A luta de Luana segue sendo a luta de muitas outras meninas e mulheres trans e travestis do nosso país que são desrespeitadas e invalidadas a todo instante. Não é diferente para meninos e homens trans.

Sendo uma mulher negra, travesti e PCD (pessoa com deficiência), os desafios de Luana não se limitam apenas à sexualidade e à identidade de gênero. A violência e a invalidação como mulher e como pessoa estão presentes em diferentes esferas. 

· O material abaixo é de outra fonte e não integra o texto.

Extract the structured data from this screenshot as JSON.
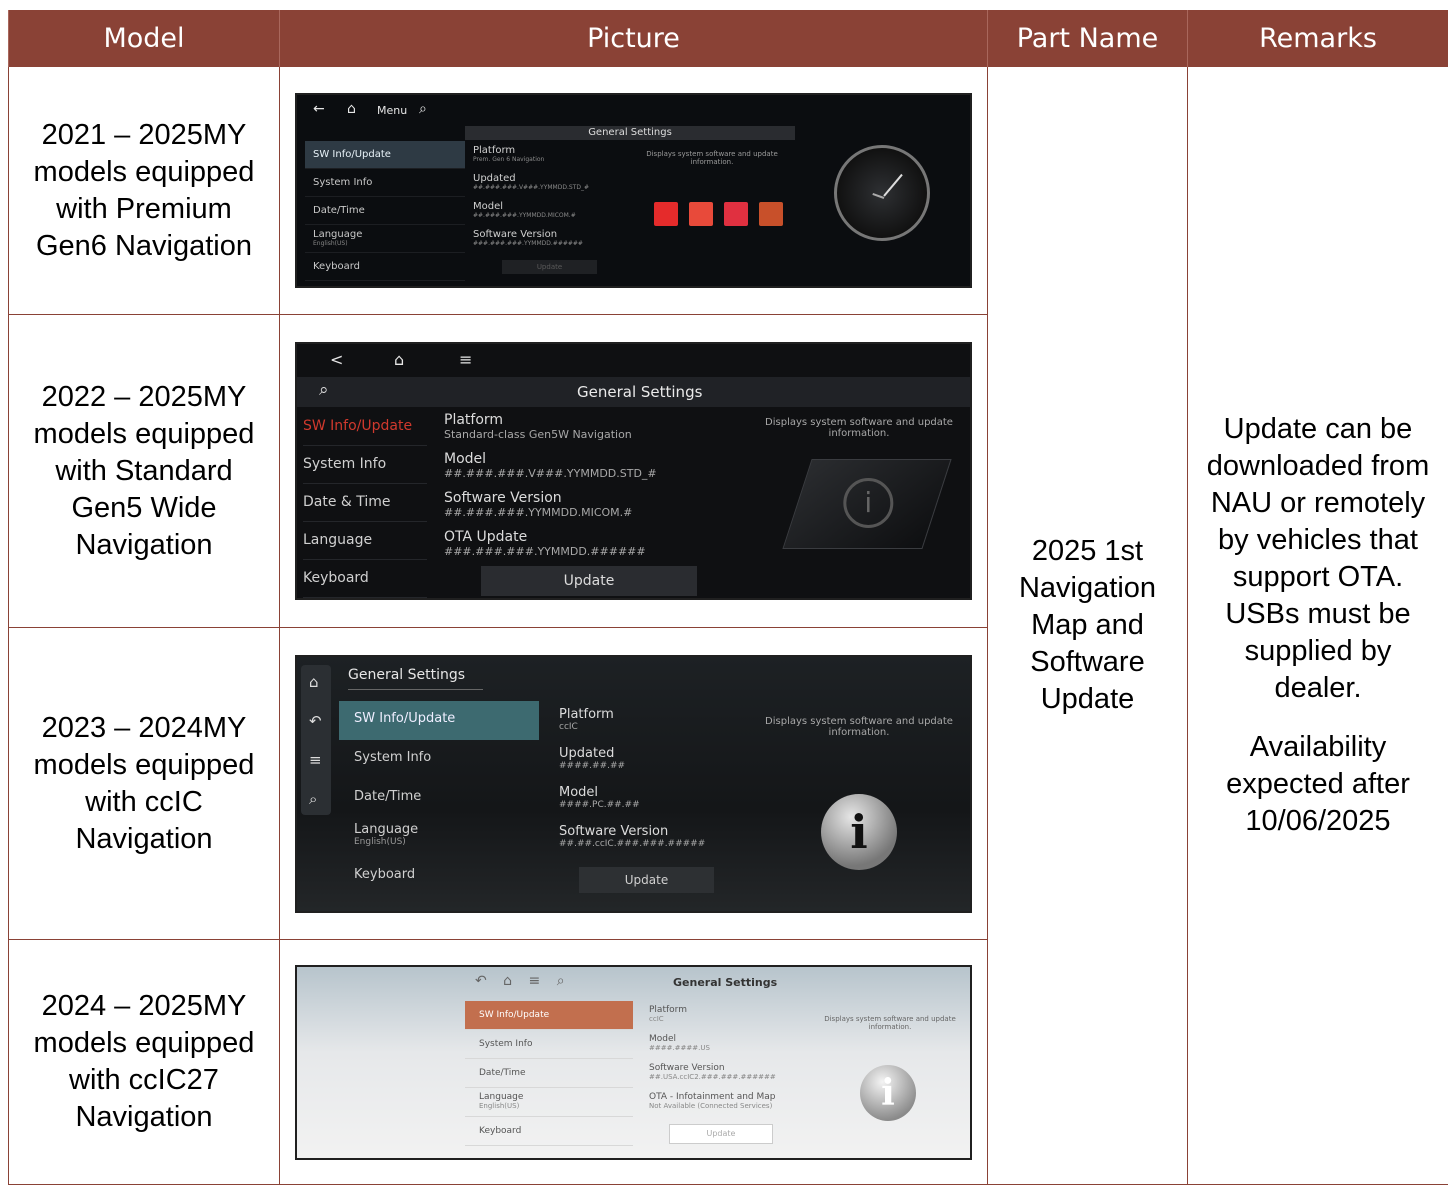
{
  "headers": {
    "model": "Model",
    "picture": "Picture",
    "part_name": "Part Name",
    "remarks": "Remarks"
  },
  "rows": [
    {
      "model": [
        "2021 – 2025MY",
        "models equipped",
        "with Premium",
        "Gen6 Navigation"
      ],
      "screen": {
        "nav": {
          "back": "←",
          "home": "⌂",
          "menu": "Menu",
          "search": "⌕"
        },
        "title": "General Settings",
        "menu": [
          {
            "label": "SW Info/Update",
            "sub": ""
          },
          {
            "label": "System Info",
            "sub": ""
          },
          {
            "label": "Date/Time",
            "sub": ""
          },
          {
            "label": "Language",
            "sub": "English(US)"
          },
          {
            "label": "Keyboard",
            "sub": ""
          }
        ],
        "list": [
          {
            "label": "Platform",
            "value": "Prem. Gen 6 Navigation"
          },
          {
            "label": "Updated",
            "value": "##.###.###.V###.YYMMDD.STD_#"
          },
          {
            "label": "Model",
            "value": "##.###.###.YYMMDD.MICOM.#"
          },
          {
            "label": "Software Version",
            "value": "###.###.###.YYMMDD.######"
          }
        ],
        "description": "Displays system software and update information.",
        "update": "Update",
        "logo_colors": [
          "#e52b2b",
          "#e84a3a",
          "#e03040",
          "#c8502a"
        ]
      }
    },
    {
      "model": [
        "2022 – 2025MY",
        "models equipped",
        "with Standard",
        "Gen5 Wide",
        "Navigation"
      ],
      "screen": {
        "nav": {
          "back": "<",
          "home": "⌂",
          "menu": "≡",
          "search": "⌕"
        },
        "title": "General Settings",
        "menu": [
          {
            "label": "SW Info/Update"
          },
          {
            "label": "System Info"
          },
          {
            "label": "Date & Time"
          },
          {
            "label": "Language"
          },
          {
            "label": "Keyboard"
          }
        ],
        "list": [
          {
            "label": "Platform",
            "value": "Standard-class Gen5W Navigation"
          },
          {
            "label": "Model",
            "value": "##.###.###.V###.YYMMDD.STD_#"
          },
          {
            "label": "Software Version",
            "value": "##.###.###.YYMMDD.MICOM.#"
          },
          {
            "label": "OTA Update",
            "value": "###.###.###.YYMMDD.######"
          }
        ],
        "description": "Displays system software and update information.",
        "update": "Update",
        "accent": "#d0392d"
      }
    },
    {
      "model": [
        "2023 – 2024MY",
        "models equipped",
        "with ccIC",
        "Navigation"
      ],
      "screen": {
        "nav": {
          "home": "⌂",
          "back": "↶",
          "menu": "≡",
          "search": "⌕"
        },
        "title": "General Settings",
        "menu": [
          {
            "label": "SW Info/Update",
            "sub": ""
          },
          {
            "label": "System Info",
            "sub": ""
          },
          {
            "label": "Date/Time",
            "sub": ""
          },
          {
            "label": "Language",
            "sub": "English(US)"
          },
          {
            "label": "Keyboard",
            "sub": ""
          }
        ],
        "list": [
          {
            "label": "Platform",
            "value": "ccIC"
          },
          {
            "label": "Updated",
            "value": "####.##.##"
          },
          {
            "label": "Model",
            "value": "####.PC.##.##"
          },
          {
            "label": "Software Version",
            "value": "##.##.ccIC.###.###.#####"
          }
        ],
        "description": "Displays system software and update information.",
        "update": "Update",
        "info_glyph": "i",
        "accent": "#3d6a70"
      }
    },
    {
      "model": [
        "2024 – 2025MY",
        "models equipped",
        "with ccIC27",
        "Navigation"
      ],
      "screen": {
        "nav_icons": "↶ ⌂ ≡ ⌕",
        "title": "General Settings",
        "menu": [
          {
            "label": "SW Info/Update",
            "sub": ""
          },
          {
            "label": "System Info",
            "sub": ""
          },
          {
            "label": "Date/Time",
            "sub": ""
          },
          {
            "label": "Language",
            "sub": "English(US)"
          },
          {
            "label": "Keyboard",
            "sub": ""
          }
        ],
        "list": [
          {
            "label": "Platform",
            "value": "ccIC"
          },
          {
            "label": "Model",
            "value": "####.####.US"
          },
          {
            "label": "Software Version",
            "value": "##.USA.ccIC2.###.###.######"
          },
          {
            "label": "OTA - Infotainment and Map",
            "value": "Not Available (Connected Services)"
          }
        ],
        "description": "Displays system software and update information.",
        "update": "Update",
        "info_glyph": "i",
        "accent": "#c26f4e"
      }
    }
  ],
  "part_name": [
    "2025 1st",
    "Navigation",
    "Map and",
    "Software",
    "Update"
  ],
  "remarks": {
    "p1": [
      "Update can be",
      "downloaded from",
      "NAU or remotely",
      "by vehicles that",
      "support OTA.",
      "USBs must be",
      "supplied by",
      "dealer."
    ],
    "p2": [
      "Availability",
      "expected after",
      "10/06/2025"
    ]
  }
}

Durante o nosso bate-papo, a jovem trouxe o termo “passabilidade”, este que é tão pouco conhecido por pessoas cisgênero. A passabilidade se trata justamente do reconhecimento de uma pessoa que transicionou — ou está em transição — como pertencente à identidade de gênero com a qual ela se identifica, e não ao gênero designado ao nascer. 

No caso de Luana, seriam os seus traços e características “femininas”, como explicou. Por outro lado, ela diz que frequentemente se “passa” bem por mulher cisgênero por ter uma deficiência física. 

“Eu digo que a minha passabilidade é diferente. É por eu ser uma pessoa com deficiência. Não se passa na cabeça das pessoas que gente com deficiência pode ser trans”, analisou. “Eu já ouvi uma vez: ‘Olha, essa pessoa com deficiência é trans’, e a outra menina respondeu: ‘Não, isso é impossível’. Quando as pessoas descobrem que eu sou travesti e PCD, aí começa a se assustar. Eu lembro que teve um Carnaval que foi muito emblemático pra mim. Tive que ouvir uma fala assim: ‘Além de aleijado, é viado’”, contou.

Ver essa foto no Instagram

Uma publicação compartilhada por Luana Rayalla (@luanarayalla)

Quando voltamos ao passado, ao longo de nossa conversa, Luana relata que era possível ver através de suas fotos antigas a sua “aura feminina”, esta que estava presente desde quando era criança. “Quando eu brincava de escolinha, por exemplo, eu nunca falava que era o professor. Era sempre a professora Mara, até lembro o nome que eu usava. Professora Mara, sempre foi assim”, disse Rayalla, ao relembrar de sua infância. “Tinha uma praça que eu ia me encontrar, inclusive, com outras meninas trans… Eu saía de menino, só que a minha mãe e meu pai não sabiam que por baixo daquela roupa tinha uma roupa de menina, aí eu tirava e botava dentro da mochila… Eu vivia essa vida dupla. Em casa, eu me vestia de menino e fora eu me vestia de menina, usava maquiagem”, completou.  

Entre muitas lutas, também vamos contar vitórias 

Em junho deste ano, Mês do Orgulho LGBTI+, Rayalla foi homenageada pela Câmara Municipal de São Gonçalo, com o lema: “Pelo direito de ser, amar e existir”. A proposição da homenagem teve autoria do vereador Prof. Josemar (Psol), docente de rede pública, homem negro e o segundo vereador mais votado do município. A iniciativa faz parte do trabalho desenvolvido por movimentos e instituições sociais em prol da população LGBTI+ em São Gonçalo.

Em novembro de 2021, Luana também recebeu uma homenagem na Câmara dos Vereadores de São Gonçalo pela sua contribuição como cidadã, com a construção de políticas públicas. O feito foi realizado pela Associação Gonçalense LGBTI+,  organização social de reivindicação dos direitos LGBTI+, resultado do Fórum de Cidadania LGBTI+ de São Gonçalo. O vereador Romário Regis e o Prof. Josemar estiveram presentes.